From its headwaters in Mendocino County to its mouth on the Sonoma County coast, the Russian River provides drinking water to 600,000 people and recreation for several times that number. Those and other uses are threatened by pollution from a variety of sources, ranging from riverfront development to streamside homeless encampments.
Since the start of its planning effort four years ago, the regional water board has heard plenty from those whose interests may be affected by such regulations as mandatory septic system upgrades or limits on runoff from livestock operations. These responses have resulted in a more tightly focused document, as detailed in the regional water board’s summary of plan revisions, that is likely to be both more effective and less intrusive.
But it’s important that the board hear from the general public as well. The Russian River courses through the very heart of the economy, environment and quality of life for everyone in its 1,484-square-mile watershed.
In the dry language of water regulation, the river is considered “impaired” by “human-specific contaminants” in many of its reaches. The impairment can become so severe that stretches of the river are closed to swimmers, as occurred two summers ago at Monte Rio Beach.
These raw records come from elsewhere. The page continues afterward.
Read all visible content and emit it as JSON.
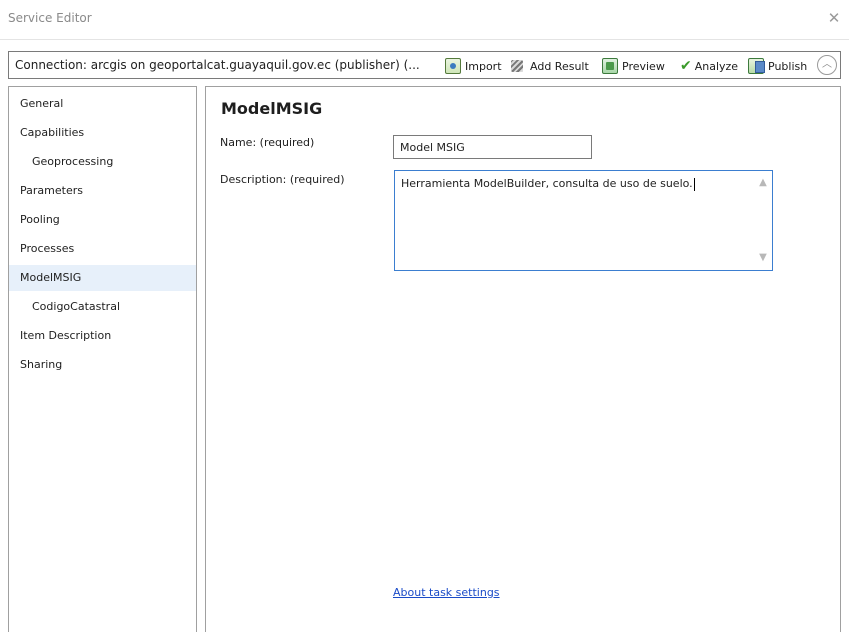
{
  "window": {
    "title": "Service Editor",
    "close_glyph": "✕"
  },
  "toolbar": {
    "connection": "Connection: arcgis on geoportalcat.guayaquil.gov.ec (publisher) (...",
    "import_label": "Import",
    "add_result_label": "Add Result",
    "preview_label": "Preview",
    "analyze_label": "Analyze",
    "publish_label": "Publish",
    "collapse_glyph": "︿"
  },
  "sidebar": {
    "items": [
      {
        "label": "General"
      },
      {
        "label": "Capabilities"
      },
      {
        "label": "Geoprocessing"
      },
      {
        "label": "Parameters"
      },
      {
        "label": "Pooling"
      },
      {
        "label": "Processes"
      },
      {
        "label": "ModelMSIG"
      },
      {
        "label": "CodigoCatastral"
      },
      {
        "label": "Item Description"
      },
      {
        "label": "Sharing"
      }
    ],
    "selected": "ModelMSIG"
  },
  "main": {
    "title": "ModelMSIG",
    "name_label": "Name:  (required)",
    "name_value": "Model MSIG",
    "description_label": "Description:  (required)",
    "description_value": "Herramienta ModelBuilder, consulta de uso de suelo.",
    "about_link": "About task settings"
  },
  "colors": {
    "selection": "#e7f0fa",
    "link": "#1a4bc8",
    "focus_border": "#3b7ed0",
    "analyze_check": "#3a9a2a"
  },
  "icons": [
    "import-icon",
    "add-result-icon",
    "preview-icon",
    "checkmark-icon",
    "publish-icon",
    "chevron-up-icon",
    "close-icon"
  ]
}
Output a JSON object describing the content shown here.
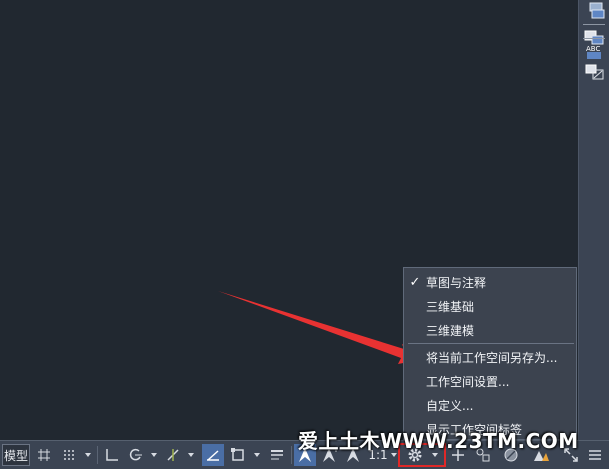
{
  "statusbar": {
    "model_tab": "模型",
    "scale": "1:1"
  },
  "workspace_menu": {
    "items": [
      {
        "label": "草图与注释",
        "checked": true
      },
      {
        "label": "三维基础",
        "checked": false
      },
      {
        "label": "三维建模",
        "checked": false
      },
      {
        "label": "将当前工作空间另存为...",
        "checked": false
      },
      {
        "label": "工作空间设置...",
        "checked": false
      },
      {
        "label": "自定义...",
        "checked": false
      },
      {
        "label": "显示工作空间标签",
        "checked": false
      }
    ],
    "check_glyph": "✓"
  },
  "right_toolbar": {
    "icons": [
      "layer-stack-icon",
      "layer-properties-icon",
      "text-style-icon",
      "layer-match-icon"
    ]
  },
  "watermark": "爱上土木WWW.23TM.COM",
  "colors": {
    "canvas": "#212830",
    "toolbar": "#3b4453",
    "menu": "#3c434f",
    "highlight": "#e02828",
    "accent": "#4a6ea5"
  }
}
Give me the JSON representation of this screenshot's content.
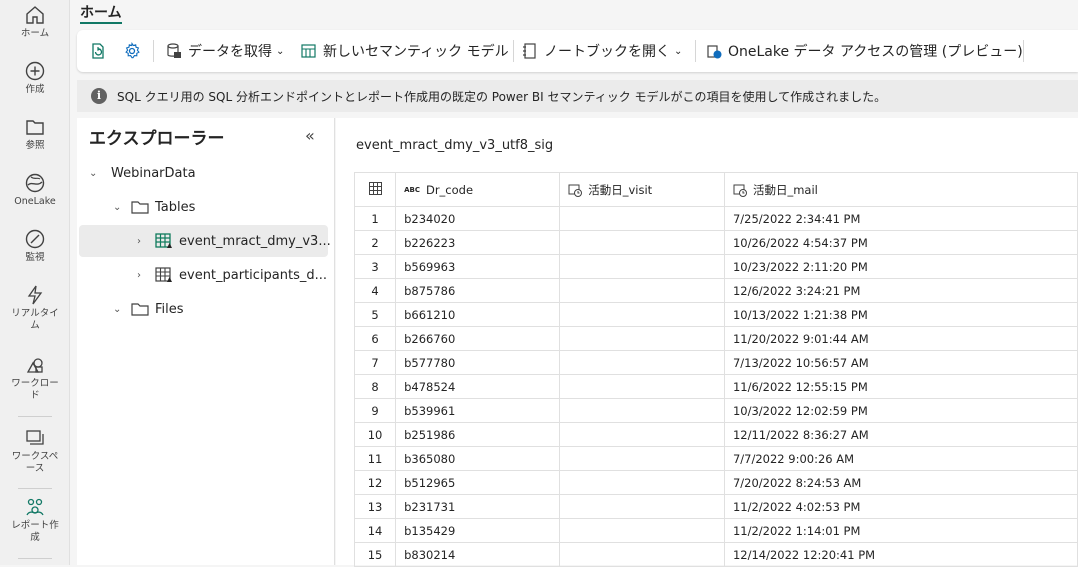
{
  "rail": {
    "items": [
      {
        "label": "ホーム",
        "icon": "home-icon"
      },
      {
        "label": "作成",
        "icon": "create-icon"
      },
      {
        "label": "参照",
        "icon": "browse-icon"
      },
      {
        "label": "OneLake",
        "icon": "onelake-icon"
      },
      {
        "label": "監視",
        "icon": "monitor-icon"
      },
      {
        "label": "リアルタイ",
        "label2": "ム",
        "icon": "realtime-icon"
      },
      {
        "label": "ワークロー",
        "label2": "ド",
        "icon": "workload-icon"
      },
      {
        "label": "ワークスペ",
        "label2": "ース",
        "icon": "workspace-icon"
      },
      {
        "label": "レポート作",
        "label2": "成",
        "icon": "report-icon"
      }
    ]
  },
  "header": {
    "home_tab": "ホーム"
  },
  "toolbar": {
    "get_data": "データを取得",
    "new_model": "新しいセマンティック モデル",
    "open_notebook": "ノートブックを開く",
    "onelake_access": "OneLake データ アクセスの管理 (プレビュー)"
  },
  "banner": {
    "text": "SQL クエリ用の SQL 分析エンドポイントとレポート作成用の既定の Power BI セマンティック モデルがこの項目を使用して作成されました。"
  },
  "explorer": {
    "title": "エクスプローラー",
    "root": "WebinarData",
    "tables_folder": "Tables",
    "tables": [
      "event_mract_dmy_v3...",
      "event_participants_d..."
    ],
    "files_folder": "Files"
  },
  "table": {
    "title": "event_mract_dmy_v3_utf8_sig",
    "columns": [
      "Dr_code",
      "活動日_visit",
      "活動日_mail"
    ],
    "abc_label": "ABC",
    "rows": [
      {
        "n": "1",
        "dr": "b234020",
        "visit": "",
        "mail": "7/25/2022 2:34:41 PM"
      },
      {
        "n": "2",
        "dr": "b226223",
        "visit": "",
        "mail": "10/26/2022 4:54:37 PM"
      },
      {
        "n": "3",
        "dr": "b569963",
        "visit": "",
        "mail": "10/23/2022 2:11:20 PM"
      },
      {
        "n": "4",
        "dr": "b875786",
        "visit": "",
        "mail": "12/6/2022 3:24:21 PM"
      },
      {
        "n": "5",
        "dr": "b661210",
        "visit": "",
        "mail": "10/13/2022 1:21:38 PM"
      },
      {
        "n": "6",
        "dr": "b266760",
        "visit": "",
        "mail": "11/20/2022 9:01:44 AM"
      },
      {
        "n": "7",
        "dr": "b577780",
        "visit": "",
        "mail": "7/13/2022 10:56:57 AM"
      },
      {
        "n": "8",
        "dr": "b478524",
        "visit": "",
        "mail": "11/6/2022 12:55:15 PM"
      },
      {
        "n": "9",
        "dr": "b539961",
        "visit": "",
        "mail": "10/3/2022 12:02:59 PM"
      },
      {
        "n": "10",
        "dr": "b251986",
        "visit": "",
        "mail": "12/11/2022 8:36:27 AM"
      },
      {
        "n": "11",
        "dr": "b365080",
        "visit": "",
        "mail": "7/7/2022 9:00:26 AM"
      },
      {
        "n": "12",
        "dr": "b512965",
        "visit": "",
        "mail": "7/20/2022 8:24:53 AM"
      },
      {
        "n": "13",
        "dr": "b231731",
        "visit": "",
        "mail": "11/2/2022 4:02:53 PM"
      },
      {
        "n": "14",
        "dr": "b135429",
        "visit": "",
        "mail": "11/2/2022 1:14:01 PM"
      },
      {
        "n": "15",
        "dr": "b830214",
        "visit": "",
        "mail": "12/14/2022 12:20:41 PM"
      }
    ]
  },
  "colors": {
    "accent": "#117865",
    "table_icon": "#0f7b5c"
  }
}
Pollution can be traced to sources large and small, but the biggest problems include the 19,000 parcels of land in the Russian River watershed that lack sewer connections. Some have failing septic systems. A sound plan can guide the region in identifying the worst threats to water quality, setting priorities for improvement and finding sources of financial assistance.
Protecting the Russian River’s water quality may be costly, but a failure to act would ultimately be much more expensive and disruptive. The regional water board needs to know that the public supports — indeed, demands — a clean and healthy Russian River.